Casualità Elettrodomestiche

Ingravallo & Montalbano.Il caso è spesso creativo. Domenica sera si è consumato un incontro poliziesco in un salotto del nord italia. "Un Maledetto Imbroglio" (videoregistrato) termina ed inizia su rai1 un episodio della prima serie del Commissario Montalbano.
Il primo, del 1959, è una riduzione -così nei titoli di testa- dal romanzo di C.E. Gadda "Quer pasticciaccio brutto de via Merulana". Il secondo l'adattamento da uno dei romanzi di Camilleri.
I valori letterari in campo in tutta evidenza sono sbilenchi ma non è questo il punto, parliamo di incontri purovisibilisti.
Pietro Germi, regista del primo, interpreta il commissario Ingravallo alle prese con un gran pasticcio, un furto, un omicidio, strani personaggi a Roma, in un'Italia che inizia ad uscire dalla povertà. La risoluzione della trama gialla è gestita con il mestiere (e l'abilità) che ci si aspetta da Germi ma la vera stoccata è la messa in scena di sé stesso: alto, affilato e nordico (nato in Liguria) il nesso Germi-Ingravallo propone un'interessante via italiana al giallo, imprevedibilmente trasportabile fino a Montalbano-Zingaretti.

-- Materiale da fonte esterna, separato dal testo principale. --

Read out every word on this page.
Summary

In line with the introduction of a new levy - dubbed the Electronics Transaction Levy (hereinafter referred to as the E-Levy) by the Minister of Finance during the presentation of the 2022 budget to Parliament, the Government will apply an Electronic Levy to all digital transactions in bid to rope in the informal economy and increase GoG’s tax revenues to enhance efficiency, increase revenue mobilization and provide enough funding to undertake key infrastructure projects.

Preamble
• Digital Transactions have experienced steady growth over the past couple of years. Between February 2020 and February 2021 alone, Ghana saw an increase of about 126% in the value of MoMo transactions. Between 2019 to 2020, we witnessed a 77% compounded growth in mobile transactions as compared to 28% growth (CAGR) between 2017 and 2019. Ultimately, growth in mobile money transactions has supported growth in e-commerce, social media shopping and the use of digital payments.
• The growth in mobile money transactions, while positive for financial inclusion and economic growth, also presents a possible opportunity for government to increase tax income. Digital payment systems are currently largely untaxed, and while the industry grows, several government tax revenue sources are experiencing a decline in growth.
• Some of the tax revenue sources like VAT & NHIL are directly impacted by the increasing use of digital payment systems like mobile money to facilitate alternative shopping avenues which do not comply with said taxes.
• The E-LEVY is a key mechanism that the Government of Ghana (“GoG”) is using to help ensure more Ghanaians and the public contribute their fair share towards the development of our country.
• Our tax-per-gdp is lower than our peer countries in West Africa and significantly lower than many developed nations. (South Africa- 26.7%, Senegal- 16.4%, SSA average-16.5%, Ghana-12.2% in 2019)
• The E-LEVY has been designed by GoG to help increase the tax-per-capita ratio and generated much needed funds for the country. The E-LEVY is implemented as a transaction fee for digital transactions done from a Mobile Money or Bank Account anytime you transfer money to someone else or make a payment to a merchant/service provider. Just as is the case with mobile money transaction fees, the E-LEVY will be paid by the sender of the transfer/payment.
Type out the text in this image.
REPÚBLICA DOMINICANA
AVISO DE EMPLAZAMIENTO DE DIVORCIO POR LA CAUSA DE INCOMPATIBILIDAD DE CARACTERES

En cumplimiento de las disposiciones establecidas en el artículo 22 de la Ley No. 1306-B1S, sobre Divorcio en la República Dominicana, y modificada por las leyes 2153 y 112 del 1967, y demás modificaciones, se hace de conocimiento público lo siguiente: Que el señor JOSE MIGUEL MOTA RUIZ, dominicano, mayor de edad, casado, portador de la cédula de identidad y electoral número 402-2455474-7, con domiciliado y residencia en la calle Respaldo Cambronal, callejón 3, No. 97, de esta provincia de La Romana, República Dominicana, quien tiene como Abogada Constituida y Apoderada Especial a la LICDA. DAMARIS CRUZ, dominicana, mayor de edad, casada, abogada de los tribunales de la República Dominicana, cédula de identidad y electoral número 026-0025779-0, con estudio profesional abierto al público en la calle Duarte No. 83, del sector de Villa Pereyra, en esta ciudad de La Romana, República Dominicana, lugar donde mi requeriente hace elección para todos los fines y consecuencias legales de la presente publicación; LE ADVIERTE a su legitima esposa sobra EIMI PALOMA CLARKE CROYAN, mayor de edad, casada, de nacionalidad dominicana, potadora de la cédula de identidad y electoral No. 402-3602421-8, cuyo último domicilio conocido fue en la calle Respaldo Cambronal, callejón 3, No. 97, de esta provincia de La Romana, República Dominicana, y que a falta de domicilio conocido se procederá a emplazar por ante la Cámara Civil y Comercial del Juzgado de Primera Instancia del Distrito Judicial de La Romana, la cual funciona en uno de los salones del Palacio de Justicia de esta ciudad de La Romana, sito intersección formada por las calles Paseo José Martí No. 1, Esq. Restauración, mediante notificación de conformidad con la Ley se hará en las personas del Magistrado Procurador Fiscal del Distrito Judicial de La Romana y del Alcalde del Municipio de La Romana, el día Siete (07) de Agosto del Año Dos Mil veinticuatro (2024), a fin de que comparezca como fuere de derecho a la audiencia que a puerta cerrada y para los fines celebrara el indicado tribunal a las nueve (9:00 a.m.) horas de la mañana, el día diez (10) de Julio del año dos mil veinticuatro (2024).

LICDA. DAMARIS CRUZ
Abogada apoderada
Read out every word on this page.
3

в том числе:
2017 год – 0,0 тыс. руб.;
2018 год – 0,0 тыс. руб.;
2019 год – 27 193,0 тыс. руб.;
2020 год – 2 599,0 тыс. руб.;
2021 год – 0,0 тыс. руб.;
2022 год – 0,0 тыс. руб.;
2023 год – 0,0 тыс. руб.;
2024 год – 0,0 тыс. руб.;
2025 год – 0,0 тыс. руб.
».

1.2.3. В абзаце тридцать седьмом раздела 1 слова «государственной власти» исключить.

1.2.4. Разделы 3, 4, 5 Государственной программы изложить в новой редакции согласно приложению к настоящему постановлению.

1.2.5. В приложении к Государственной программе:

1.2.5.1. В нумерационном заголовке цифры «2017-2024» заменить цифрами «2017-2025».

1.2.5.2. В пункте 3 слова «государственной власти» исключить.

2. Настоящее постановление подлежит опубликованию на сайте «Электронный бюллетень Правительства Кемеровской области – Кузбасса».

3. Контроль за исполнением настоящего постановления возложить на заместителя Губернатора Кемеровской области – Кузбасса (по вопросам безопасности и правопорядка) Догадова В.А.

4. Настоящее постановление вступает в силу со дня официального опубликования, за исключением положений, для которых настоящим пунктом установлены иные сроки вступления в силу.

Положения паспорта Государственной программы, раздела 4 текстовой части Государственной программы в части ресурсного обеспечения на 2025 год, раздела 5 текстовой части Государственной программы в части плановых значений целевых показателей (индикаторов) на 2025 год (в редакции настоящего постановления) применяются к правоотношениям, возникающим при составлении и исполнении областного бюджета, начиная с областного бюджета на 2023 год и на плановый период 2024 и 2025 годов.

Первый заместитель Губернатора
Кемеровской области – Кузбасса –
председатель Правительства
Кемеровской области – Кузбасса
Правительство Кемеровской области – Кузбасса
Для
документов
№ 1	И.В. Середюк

Per l'azione di entrambi è fondamentale l'arma psicologica, la capacità di mutare registro e tono di voce con inquisitoria rapidità, la meditazione solitaria (in casa per Ingravallo, a casa e nuotando per Montalbano), in comune poi, oltre alle figure di alleggerimento comico (i colleghi tonti o sempliciotti), un rapporto telefonico con le fidanzate, irraggiungibili, negate parentesi famigliari. Entrambi subiscono un mondo di piccola criminalità, vizi provinciali (diciamo così anche se "Un Maledetto Imbroglio" si svolge, direi, in un palazzo che da su piazza Farnese a Roma), una sezione sociologica che li innervosisce e disgusta profondamente: in questo senso da leggere l'estraneità radicale di Germi/Ingravallo, regista/protagonista che cerca di connettere i fili della vicenda, ed i suoi sbalzi d'atteggiamento, comuni pure a Montalbano (a questo proposito le tecniche di interrogatorio e l'uso per smuovere le acque dei media -telefono o tv che siano). Quest'ultimo di suo agisce in un luogo dell'immaginario come la Vigata camilleriana, ha un accento non estraneo all'ambiente ma ugualmente, seguito dall'abile regia contemporaneamente è immerso ed estraneo al milieu (ancora il legame con la terra ferma).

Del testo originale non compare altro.